When Claude requests several tool calls in one response, execute them all and return all
tool_result blocks in a single user message, each carrying its
tool_use_id. Failures go back as is_error: true with a useful
message so the model can adapt. Set a max-iteration safety cap, but the natural exit is
end_turn.
Tool surface design (the bash-vs-dedicated-tool question)
A bash tool gives breadth but hands your harness an opaque string. Promote an action to a dedicated tool when you need to gate it (confirmation before hard-to-reverse actions like sending email or deleting data), audit it with typed arguments, render it specially, or parallelize it safely. Rule of thumb: start with bash for breadth, promote when the harness needs a hook.
Subagents and orchestration
- The core benefit of subagents is context isolation: exploratory noise stays in the subagent's window; only conclusions return to the orchestrator.
- Caches are model-scoped — switching the main loop's model mid-session destroys its cache. Want a cheaper model for grunt work? Give it to a subagent and keep the main loop pinned.
- Delegate when work fans out across independent items; work directly for single-file reads and sequential steps.
Managing long-running context
- Context editing — prunes stale tool results/thinking within a session.
- Compaction — server-side summarization when the conversation nears the
context limit. Critical detail: append the full
response.contentback each turn — the compaction block is load-bearing state; keeping only the text silently breaks it. - Memory — file-based, survives across sessions. The only one of the three that persists past a restart.
Cost & latency levers
- Effort — lower settings give fewer, more consolidated tool calls and terser output; higher settings explore and verify more.
- Task budgets — a token allowance the model can see and
self-moderate against across a whole loop. Contrast with
max_tokens: an enforced per-response ceiling the model is unaware of. - Tool search — for very large tool sets; discovered schemas are appended, not swapped, so the prompt cache survives.
- Programmatic tool calling — the model writes a script that calls tools; intermediate results stay in the execution container, never entering model context.

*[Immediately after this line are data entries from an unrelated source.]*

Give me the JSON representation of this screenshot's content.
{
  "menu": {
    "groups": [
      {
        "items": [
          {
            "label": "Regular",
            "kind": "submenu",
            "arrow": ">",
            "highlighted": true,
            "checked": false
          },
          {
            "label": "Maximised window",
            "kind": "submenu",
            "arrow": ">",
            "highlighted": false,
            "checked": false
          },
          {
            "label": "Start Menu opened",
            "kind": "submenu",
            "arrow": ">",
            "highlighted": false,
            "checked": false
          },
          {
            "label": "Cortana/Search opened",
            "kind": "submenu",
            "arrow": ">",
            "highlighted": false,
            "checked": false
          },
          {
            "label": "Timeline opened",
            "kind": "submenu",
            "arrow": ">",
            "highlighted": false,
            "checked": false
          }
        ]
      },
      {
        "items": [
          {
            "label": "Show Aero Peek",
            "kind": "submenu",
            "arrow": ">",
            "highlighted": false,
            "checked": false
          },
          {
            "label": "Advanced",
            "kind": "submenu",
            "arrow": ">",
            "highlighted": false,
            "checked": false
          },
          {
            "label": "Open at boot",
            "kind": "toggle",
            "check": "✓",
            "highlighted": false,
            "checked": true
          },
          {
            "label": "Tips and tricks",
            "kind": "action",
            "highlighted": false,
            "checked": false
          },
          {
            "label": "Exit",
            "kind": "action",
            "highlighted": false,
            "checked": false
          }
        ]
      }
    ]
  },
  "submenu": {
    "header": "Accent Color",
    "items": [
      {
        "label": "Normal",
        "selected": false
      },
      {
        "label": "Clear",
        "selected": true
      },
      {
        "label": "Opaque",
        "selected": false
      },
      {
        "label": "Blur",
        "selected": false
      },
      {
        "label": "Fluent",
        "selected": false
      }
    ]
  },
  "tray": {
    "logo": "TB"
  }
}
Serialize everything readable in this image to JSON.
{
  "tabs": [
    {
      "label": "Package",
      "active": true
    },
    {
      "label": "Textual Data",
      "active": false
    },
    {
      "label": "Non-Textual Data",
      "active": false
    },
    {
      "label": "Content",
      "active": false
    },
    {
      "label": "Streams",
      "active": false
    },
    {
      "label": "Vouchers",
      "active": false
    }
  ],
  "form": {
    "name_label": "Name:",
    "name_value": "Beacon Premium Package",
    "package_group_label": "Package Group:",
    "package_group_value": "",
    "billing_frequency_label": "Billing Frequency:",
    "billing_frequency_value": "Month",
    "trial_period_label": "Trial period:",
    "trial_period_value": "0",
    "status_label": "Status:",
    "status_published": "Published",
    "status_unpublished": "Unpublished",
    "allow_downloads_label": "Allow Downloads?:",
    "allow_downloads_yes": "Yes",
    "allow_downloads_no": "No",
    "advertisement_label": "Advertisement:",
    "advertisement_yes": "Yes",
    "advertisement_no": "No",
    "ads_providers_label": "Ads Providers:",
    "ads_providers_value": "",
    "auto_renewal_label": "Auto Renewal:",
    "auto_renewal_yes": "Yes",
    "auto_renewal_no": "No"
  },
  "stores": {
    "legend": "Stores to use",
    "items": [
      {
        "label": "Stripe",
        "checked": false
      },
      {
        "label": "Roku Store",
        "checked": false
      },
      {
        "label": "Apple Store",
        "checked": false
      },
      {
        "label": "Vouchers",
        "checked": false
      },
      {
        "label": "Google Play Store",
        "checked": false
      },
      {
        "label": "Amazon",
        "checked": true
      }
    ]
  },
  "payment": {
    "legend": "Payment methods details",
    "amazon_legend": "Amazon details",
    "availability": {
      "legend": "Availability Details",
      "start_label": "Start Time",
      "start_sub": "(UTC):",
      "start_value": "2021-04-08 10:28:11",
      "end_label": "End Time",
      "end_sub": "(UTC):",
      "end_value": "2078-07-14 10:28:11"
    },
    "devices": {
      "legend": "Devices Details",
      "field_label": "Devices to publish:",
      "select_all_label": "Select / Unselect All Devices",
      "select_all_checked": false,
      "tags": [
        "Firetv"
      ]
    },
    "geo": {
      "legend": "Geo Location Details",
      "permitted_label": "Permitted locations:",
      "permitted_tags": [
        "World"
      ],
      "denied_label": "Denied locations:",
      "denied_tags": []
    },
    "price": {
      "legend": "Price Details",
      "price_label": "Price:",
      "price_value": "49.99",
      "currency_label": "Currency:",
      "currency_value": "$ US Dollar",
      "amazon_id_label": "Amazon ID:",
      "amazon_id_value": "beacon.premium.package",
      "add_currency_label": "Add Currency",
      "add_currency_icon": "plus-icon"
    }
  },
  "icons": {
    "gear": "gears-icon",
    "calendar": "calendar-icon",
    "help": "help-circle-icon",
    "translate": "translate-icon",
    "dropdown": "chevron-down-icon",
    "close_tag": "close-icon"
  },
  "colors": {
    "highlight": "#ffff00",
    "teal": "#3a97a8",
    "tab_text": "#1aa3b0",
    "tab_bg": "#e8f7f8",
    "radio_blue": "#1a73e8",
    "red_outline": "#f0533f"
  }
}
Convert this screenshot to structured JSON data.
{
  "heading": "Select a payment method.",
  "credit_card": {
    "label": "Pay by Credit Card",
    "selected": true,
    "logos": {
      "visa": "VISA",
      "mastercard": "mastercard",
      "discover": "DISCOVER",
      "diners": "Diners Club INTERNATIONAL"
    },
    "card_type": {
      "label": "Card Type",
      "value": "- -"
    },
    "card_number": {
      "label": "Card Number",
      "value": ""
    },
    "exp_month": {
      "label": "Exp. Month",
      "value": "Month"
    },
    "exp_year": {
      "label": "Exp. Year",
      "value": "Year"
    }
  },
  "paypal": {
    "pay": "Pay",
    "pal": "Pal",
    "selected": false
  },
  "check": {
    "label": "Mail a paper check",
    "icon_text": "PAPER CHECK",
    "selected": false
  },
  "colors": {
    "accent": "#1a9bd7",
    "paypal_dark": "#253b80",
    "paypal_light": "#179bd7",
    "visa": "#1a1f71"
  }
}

- Streaming — mandatory in practice for large outputs; buffered requests
with big
max_tokenshit HTTP timeouts.
Operating agents well
- Give the full task specification up front in one well-specified turn and run at higher effort — drip-feeding scope reduces quality and efficiency.
- Need human approval on destructive actions? Use a manual loop — SDK tool runners auto-execute whatever the model requests.
- Define checkable success criteria and verify against them; separate fresh-context verification beats self-critique.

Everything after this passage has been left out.